Die Altstadt von Meersburg wird von der Morgensonne angestrahlt: Am Bodenseeufer ist der Wohnraum knapp. Insbesondere gegen Zweitwohnsitze will die Stadtverwaltung jetzt vorgehen.

Ermittler sollen helfen

Zweitwohnsitzbetrug am Bodensee? Wie ein Bürgermeister gegen Steuerbetrüger vorgeht

Stand
Autor/in
Hannes Köhle
Hannes Köhle ist Teil des Teams von "Zur Sache! Baden-Württemberg".

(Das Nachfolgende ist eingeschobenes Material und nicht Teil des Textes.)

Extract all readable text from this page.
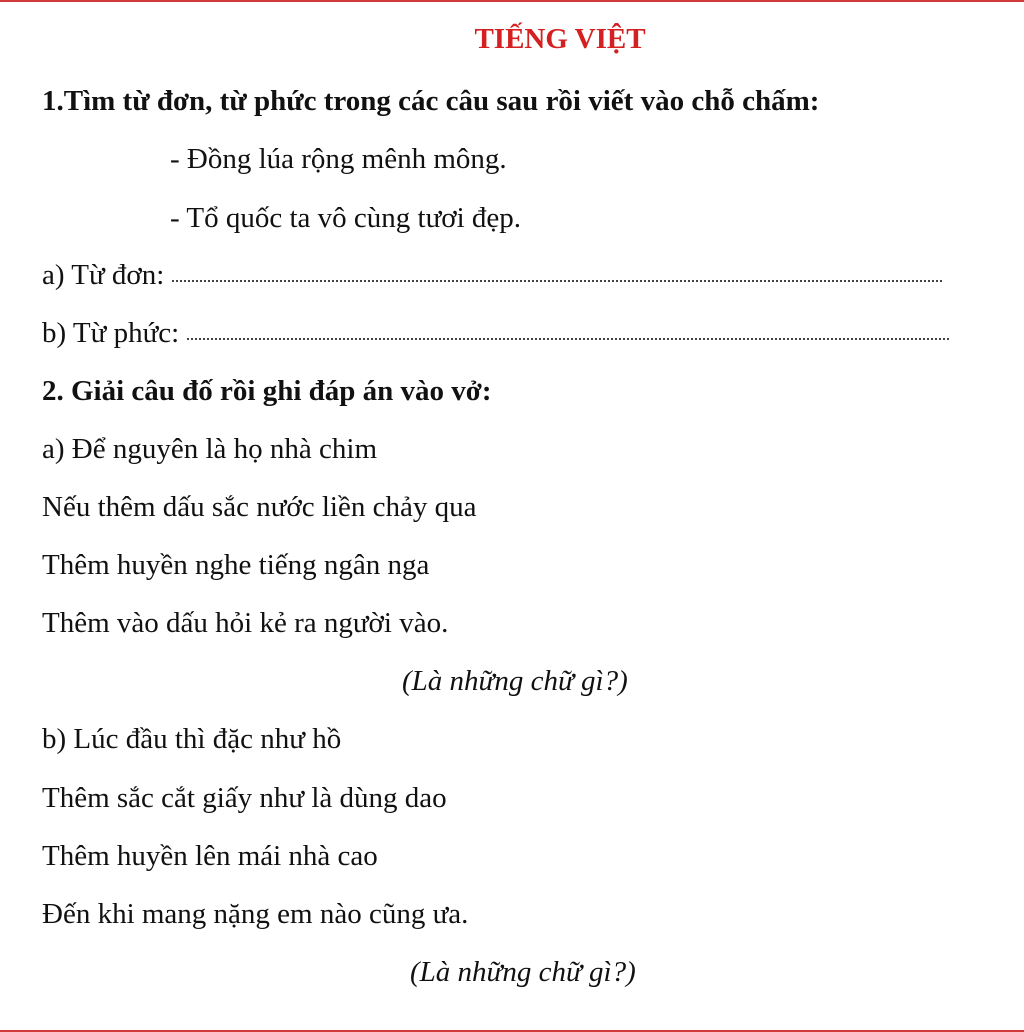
TIẾNG VIỆT
1.Tìm từ đơn, từ phức trong các câu sau rồi viết vào chỗ chấm:
- Đồng lúa rộng mênh mông.
- Tổ quốc ta vô cùng tươi đẹp.
a) Từ đơn:
b) Từ phức:
2. Giải câu đố rồi ghi đáp án vào vở:
a) Để nguyên là họ nhà chim
Nếu thêm dấu sắc nước liền chảy qua
Thêm huyền nghe tiếng ngân nga
Thêm vào dấu hỏi kẻ ra người vào.
(Là những chữ gì?)
b) Lúc đầu thì đặc như hồ
Thêm sắc cắt giấy như là dùng dao
Thêm huyền lên mái nhà cao
Đến khi mang nặng em nào cũng ưa.
(Là những chữ gì?)
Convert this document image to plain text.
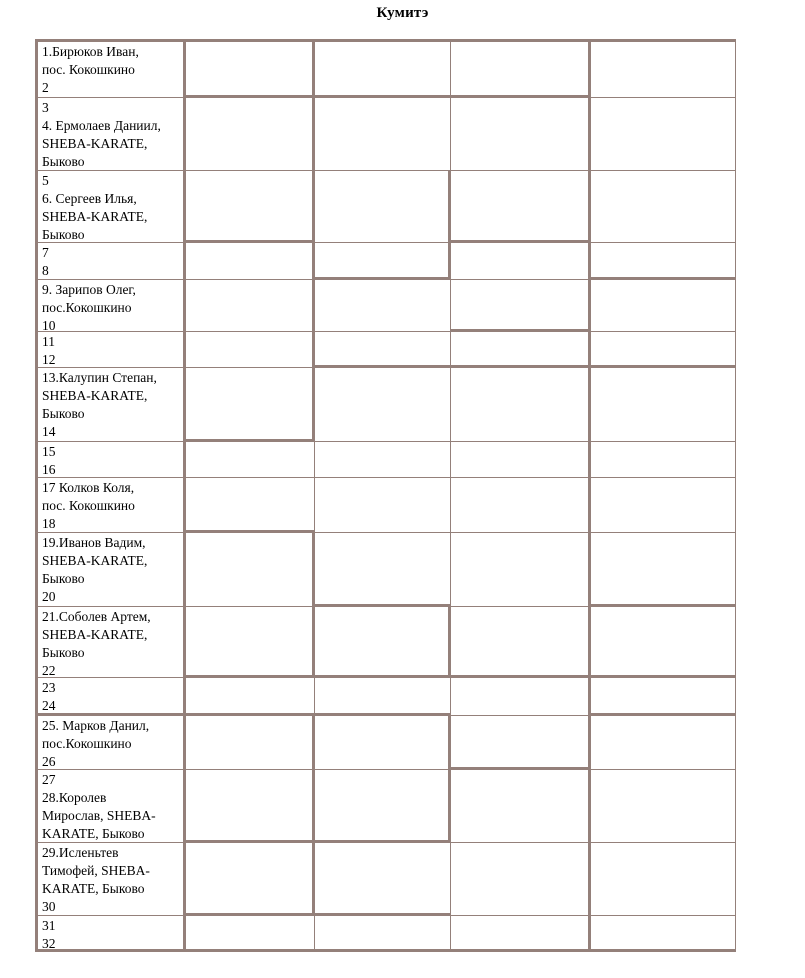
Кумитэ
1.Бирюков Иван,
пос. Кокошкино
2
3
4. Ермолаев Даниил,
SHEBA-KARATE,
Быково
5
6. Сергеев Илья,
SHEBA-KARATE,
Быково
7
8
9. Зарипов Олег,
пос.Кокошкино
10
11
12
13.Калупин Степан,
SHEBA-KARATE,
Быково
14
15
16
17 Колков Коля,
пос. Кокошкино
18
19.Иванов Вадим,
SHEBA-KARATE,
Быково
20
21.Соболев Артем,
SHEBA-KARATE,
Быково
22
23
24
25. Марков Данил,
пос.Кокошкино
26
27
28.Королев
Мирослав, SHEBA-
KARATE, Быково
29.Исленьтев
Тимофей, SHEBA-
KARATE, Быково
30
31
32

Gibt es in Meersburg am Bodensee mehr verwaiste Immobilien als es angemeldete Zweitwohnsitze gibt? Der Bürgermeister hat einen Verdacht und will nach Steuerbetrügern suchen.

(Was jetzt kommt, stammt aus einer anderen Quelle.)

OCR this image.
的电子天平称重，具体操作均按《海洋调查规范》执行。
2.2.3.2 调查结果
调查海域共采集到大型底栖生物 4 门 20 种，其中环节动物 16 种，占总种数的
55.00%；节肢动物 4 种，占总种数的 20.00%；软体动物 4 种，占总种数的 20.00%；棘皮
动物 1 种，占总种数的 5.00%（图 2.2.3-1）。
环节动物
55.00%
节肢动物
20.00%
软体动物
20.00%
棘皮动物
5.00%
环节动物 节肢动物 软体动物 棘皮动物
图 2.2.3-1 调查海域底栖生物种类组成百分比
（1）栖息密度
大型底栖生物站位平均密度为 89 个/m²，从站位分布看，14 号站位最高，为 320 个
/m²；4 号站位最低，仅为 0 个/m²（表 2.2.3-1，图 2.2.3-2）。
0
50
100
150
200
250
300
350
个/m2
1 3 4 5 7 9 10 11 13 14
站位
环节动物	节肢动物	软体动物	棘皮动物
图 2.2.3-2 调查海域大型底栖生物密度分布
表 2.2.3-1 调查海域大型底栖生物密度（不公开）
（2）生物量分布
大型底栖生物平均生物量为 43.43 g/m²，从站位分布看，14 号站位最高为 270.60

Sie liegt mitten in der Altstadt, thront über dem Bodensee und ist kaum zu übersehen: Die mittelalterliche Burg Meersburg. Das Postkartenmotiv lockt jedes Jahr tausende Touristinnen und Touristen in den Ferienort. Eher versteckt und unscheinbar liegt dagegen das Bürgerbüro am Rand der kleinen Altstadt. Dort steht der Schreibtisch schon bereit, an dem ab Januar 2024 ein Ermittlungsdienst sitzen wird. Dieser soll nach Betrügern suchen, die ihre Zweitwohnung nicht angemeldet haben.

Der Gemeinderat hat diesen Ermittlungsdienst vor einem Jahr beschlossen. Denn: Die Stadt Meersburg (Bodenseekreis) hat den Verdacht, dass es in der Kommune mehr verwaiste Wohnungen und Häuser gibt als angemeldete Wohnsitze.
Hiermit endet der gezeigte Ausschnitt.